Getting a good detailed subjective history of the mechanism from the patient is critical and, if able, watching video of the injury in slow motion is also very helpful. Most patients’ injuries will typically occur in a game situation and they will describe it as “my knee gave out to the inside.”


References

  1. Boden BP, Dean GS, Feagin JA, Garrett WE, Mechanisms of anterior cruciate ligament injury. Orthopaedics. 2000;23:573-578.
  2. Krosshaug T, Nakamae A, Boden BP, Engebretsen L, Smith G, Slauterbeck JR, et al. Mechanisms of anterior cruciate ligament injury in basketball: video analysis of 39 cases. Am J Sports Med. 2007; 35: 359-367.

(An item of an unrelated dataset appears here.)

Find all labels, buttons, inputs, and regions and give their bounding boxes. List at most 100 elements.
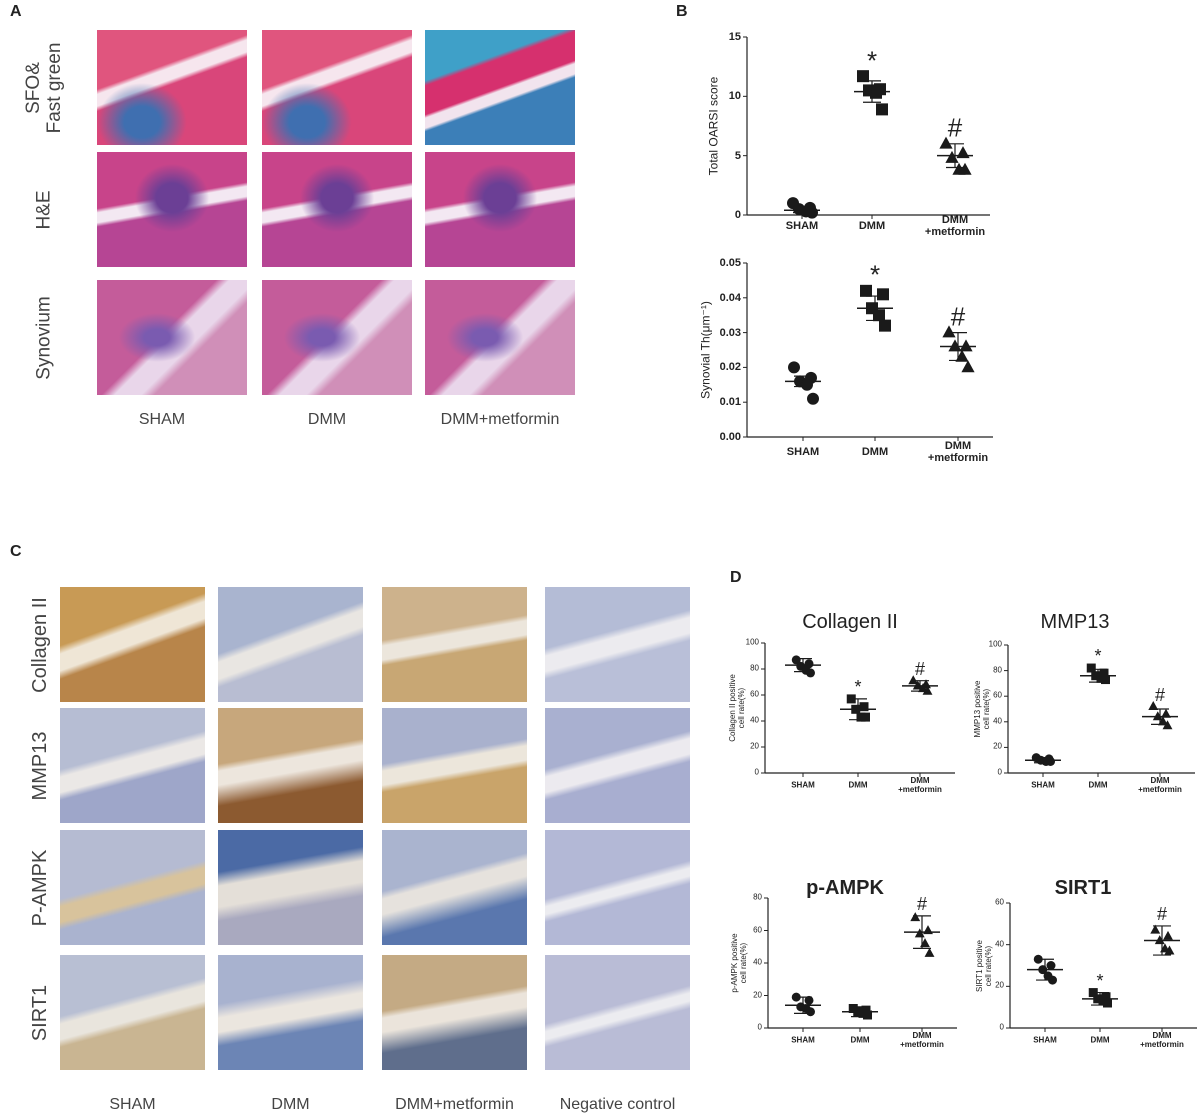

  3. Olsen OE, Myklebust G, Engebretsen L, Bahr R. Injury mechanisms for anterior cruciate ligament injuries in team handball: a systematic video analysis. Am J Sports Med. 2004; 32: 1002-1012.
  4. DeMorat G, Weinhold P, Blackburn T, Chudik S, Garrett W, et al. Aggressive quadriceps loading can induce noncontact anterior cruciate ligament injury. Am J Sports Med. 2004; 32:477-483.
  5. Elias JJ, Faust AF, Chu YH, Chao EY, Cosgarea AJ. The soleus muscle acts as an agonist for the anterior cruciate ligament. An in vitro experimental study. Am J Sports Med. 2003; 31: 241-246.
  6. Shelbourne KD. Proposed mechanism for noncontact anterior cruciate ligament injury. Ann Sports Med Res. 2016;3(8):1095.